Broadcasting rule changes proposed to get streamers to fund Canadian storytelling

Ottawa (AFP) –


Ottawa on Tuesday proposed changes to Canada's broadcasting regulatory framework that would see it applied to booming online streaming platforms and may require them to contribute cash to support Canadian storytelling.

If passed by parliament, the amendment to the Broadcasting Act would empower the Canadian Radio-television and Telecommunications (CRTC) to apply the same rules as traditional broadcasters to companies such as Netflix, Amazon Prime and Spotify.
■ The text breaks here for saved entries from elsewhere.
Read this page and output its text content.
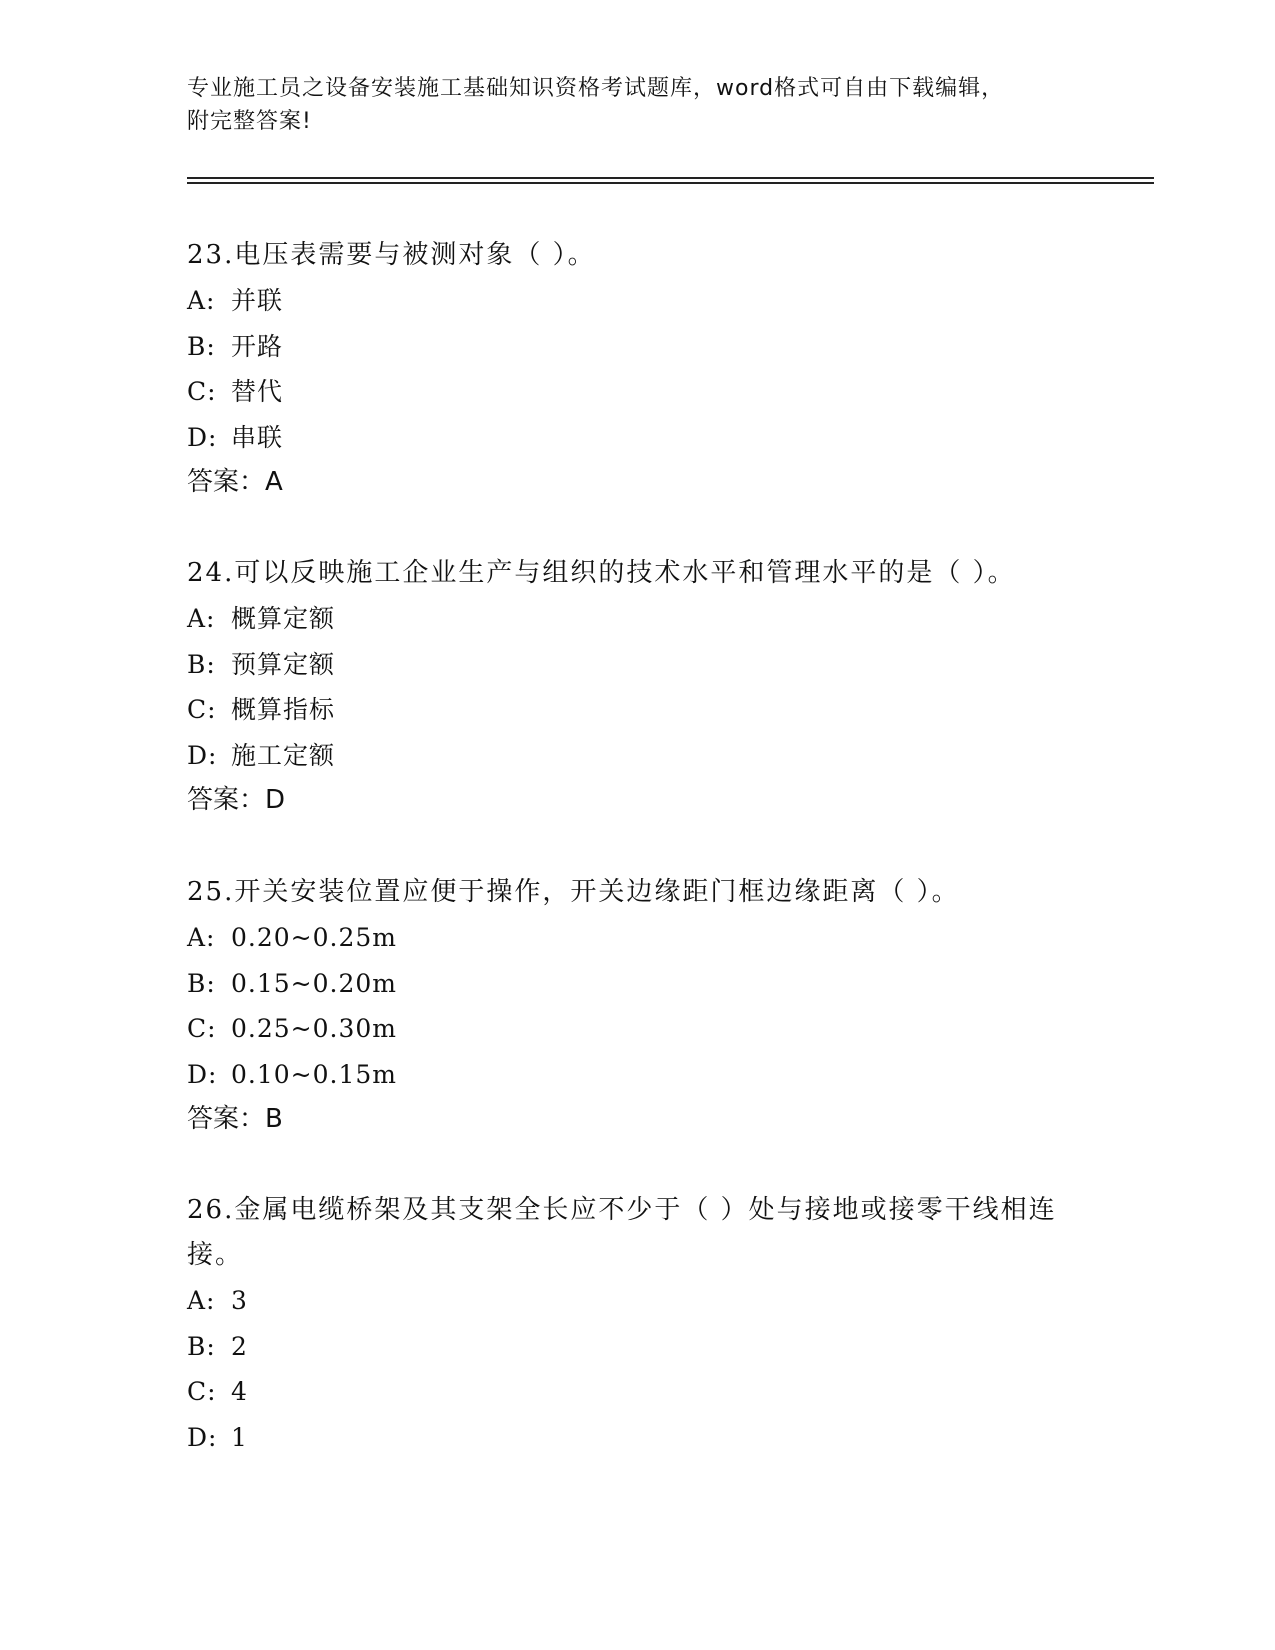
专业施工员之设备安装施工基础知识资格考试题库，word格式可自由下载编辑，
附完整答案!
23.电压表需要与被测对象（ ）。
A: 并联
B: 开路
C: 替代
D: 串联
答案：A
24.可以反映施工企业生产与组织的技术水平和管理水平的是（ ）。
A: 概算定额
B: 预算定额
C: 概算指标
D: 施工定额
答案：D
25.开关安装位置应便于操作，开关边缘距门框边缘距离（ ）。
A: 0.20~0.25m
B: 0.15~0.20m
C: 0.25~0.30m
D: 0.10~0.15m
答案：B
26.金属电缆桥架及其支架全长应不少于（ ）处与接地或接零干线相连接。
A: 3
B: 2
C: 4
D: 1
It may also compel them to contribute to a fund that supports the creation, production and distribution of Canadian music, film and television, which the government estimates could raise as much as Can$830 million (US$630 million) by 2023.
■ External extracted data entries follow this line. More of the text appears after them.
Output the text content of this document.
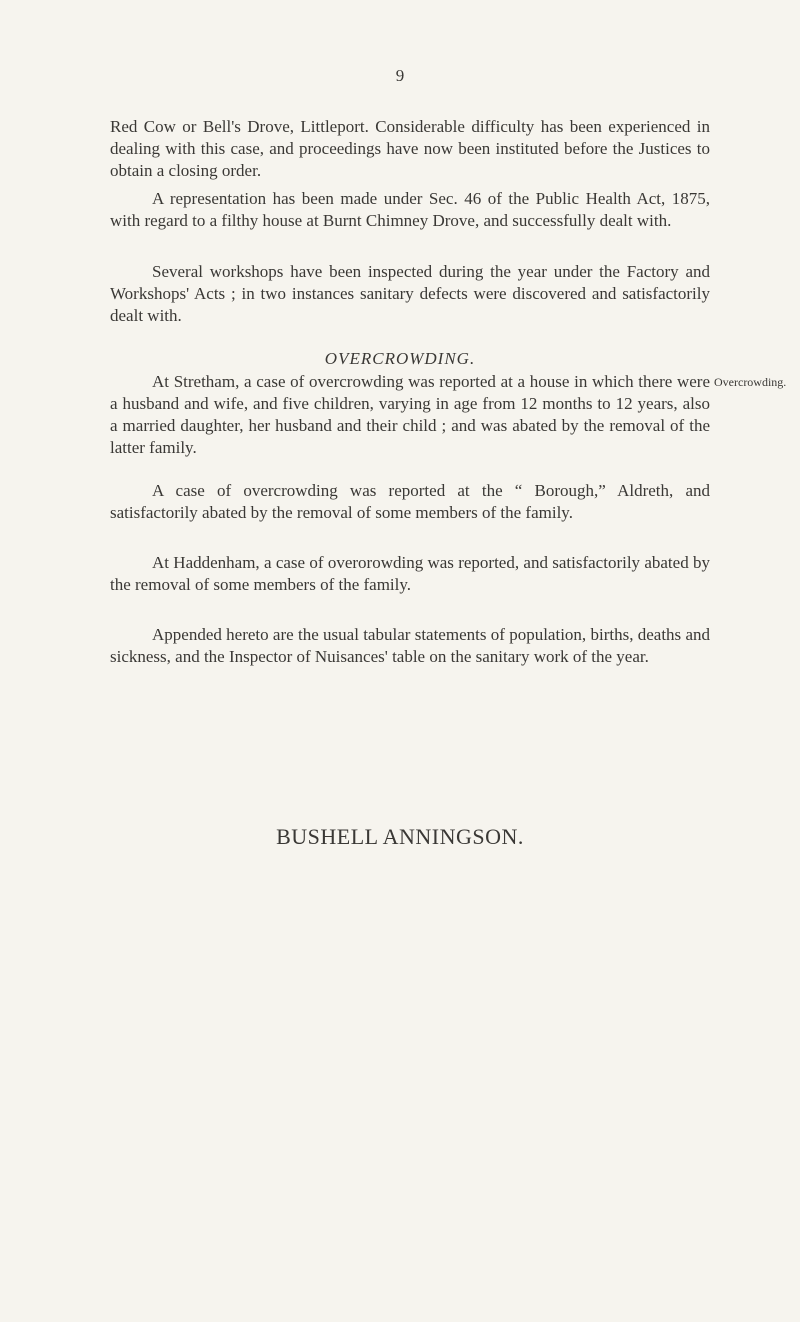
9

Red Cow or Bell's Drove, Littleport. Considerable difficulty has been experienced in dealing with this case, and proceedings have now been instituted before the Justices to obtain a closing order.

A representation has been made under Sec. 46 of the Public Health Act, 1875, with regard to a filthy house at Burnt Chimney Drove, and successfully dealt with.

Several workshops have been inspected during the year under the Factory and Workshops' Acts ; in two instances sanitary defects were discovered and satisfactorily dealt with.

OVERCROWDING.
Overcrowding.

At Stretham, a case of overcrowding was reported at a house in which there were a husband and wife, and five children, varying in age from 12 months to 12 years, also a married daughter, her husband and their child ; and was abated by the removal of the latter family.

A case of overcrowding was reported at the “ Borough,” Aldreth, and satisfactorily abated by the removal of some members of the family.

At Haddenham, a case of overorowding was reported, and satisfactorily abated by the removal of some members of the family.

Appended hereto are the usual tabular statements of population, births, deaths and sickness, and the Inspector of Nuisances' table on the sanitary work of the year.

BUSHELL ANNINGSON.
"One system for our traditional broadcasters and a separate system for online broadcasters doesn't work," Canadian Heritage Minister Steven Guilbeault told a news conference.
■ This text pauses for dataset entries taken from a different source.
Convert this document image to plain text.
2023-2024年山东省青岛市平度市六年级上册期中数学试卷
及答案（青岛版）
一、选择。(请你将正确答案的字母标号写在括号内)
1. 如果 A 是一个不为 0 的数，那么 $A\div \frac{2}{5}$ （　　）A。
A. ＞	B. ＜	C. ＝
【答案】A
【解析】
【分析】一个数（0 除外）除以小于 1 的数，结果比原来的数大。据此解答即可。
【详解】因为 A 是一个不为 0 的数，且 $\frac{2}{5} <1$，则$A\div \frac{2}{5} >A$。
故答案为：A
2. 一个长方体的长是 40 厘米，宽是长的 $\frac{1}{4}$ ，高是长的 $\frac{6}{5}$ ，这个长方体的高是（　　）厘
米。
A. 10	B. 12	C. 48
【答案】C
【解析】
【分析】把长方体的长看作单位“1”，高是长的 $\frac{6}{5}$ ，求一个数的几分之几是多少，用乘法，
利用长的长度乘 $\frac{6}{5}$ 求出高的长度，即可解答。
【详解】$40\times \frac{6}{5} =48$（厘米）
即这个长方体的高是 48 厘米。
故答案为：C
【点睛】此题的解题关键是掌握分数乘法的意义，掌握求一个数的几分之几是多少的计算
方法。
"Our government believes that everyone who benefits from the system should contribute to it fairly," he said.

Critics, however, said the legislative changes do not go far enough.

"The new Broadcasting Act... is a mess," tweeted opposition New Democratic Party MP Alexandre Boulerice, accusing the government of having "surrendered to Big Tech without a fight."

The Broadcasting Act has not been updated since 1991 -- prior to the advent of the internet.

And Prime Minister Justin Trudeau's minority Liberal government has been under pressure by Canadian broadcasters to tax Netflix and others to level the playing field.

A government briefing document notes that 62 percent of Canadian households now subscribe to Netflix, which last year generated Can$1 billion in revenues in Canada.

At the same time, the revenues of traditional radio and television broadcasters are stagnating or in decline, along with their contributions to the Canadian content fund.

Guilbeault noted that some of the streaming platforms are already spending on Canadian music, television and film productions, but their contributions are only voluntary. Netflix, for example, announced in 2017 it would spend Can$500 million or five percent of its global production budget to make original films and television shows in Canada.

The CRTC, Guilbeault said, is expected to sort out how the funding requirements would be applied to streaming services over the coming year.

User-generated content, online news and video games, the government said, will not be subjected to the new rules.